Frontiers in Myocardia is an eBook series which compiles information about the structure and function of myocardial (the heart muscles) and includes updated reviews on the recent developments in the treatment of associated diseases such as angina, cardiac arrhythmias and myocardial infarction. Advances in research on clinical sepsis in the last few decades have lead to the use of new concepts and treatment paradigms that have been tested and implemented in the clinical setting of Intensive Care Units around the world. An integrative approach towards understanding the pathophysiology of cardiac dysfunction in septic patients can, therefore, lead to better patient outcomes. The first volume of this series, Septic Cardiomyopathy: from bench-to-bedside, integrates new and old information about the molecular mechanisms, histopathological and electrophysiological alterations with novel findings for diagnosing treating septic cardiomyopathy.
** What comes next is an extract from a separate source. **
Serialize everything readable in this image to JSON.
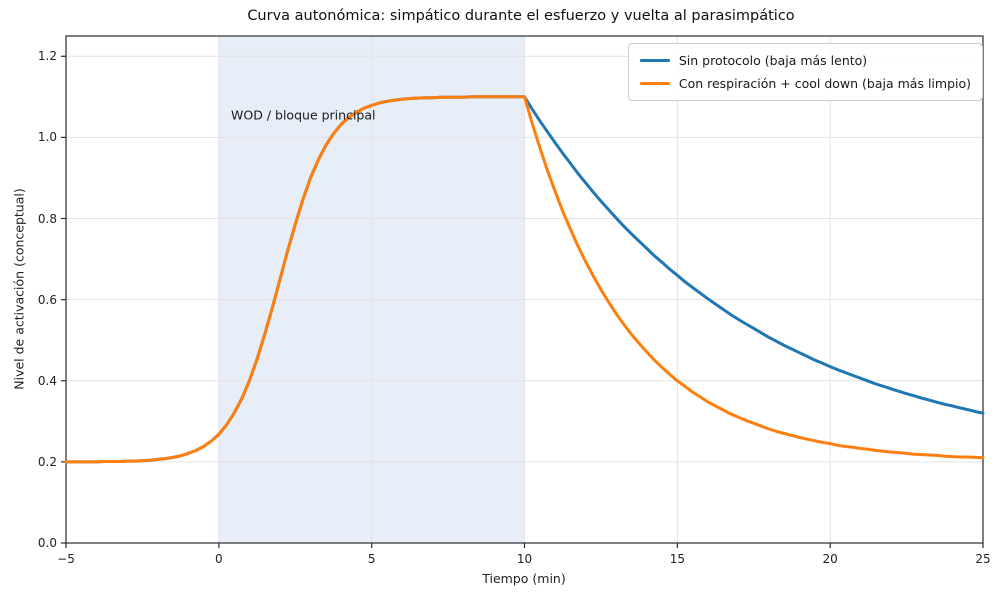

This eBook attempts to bridge the gap between basic and clinical scientists and presents new data on different aspects of cardiac physiology during critical illness in a single volume. Chapters in this volume also cover cardiovascular changes that occur as a consequence of sepsis including metabolic, mitochondrial arrhythmic changes. This eBook will add significant value to medical students, cardiac physicians and medical scientists engaged in the field of critical care medicine.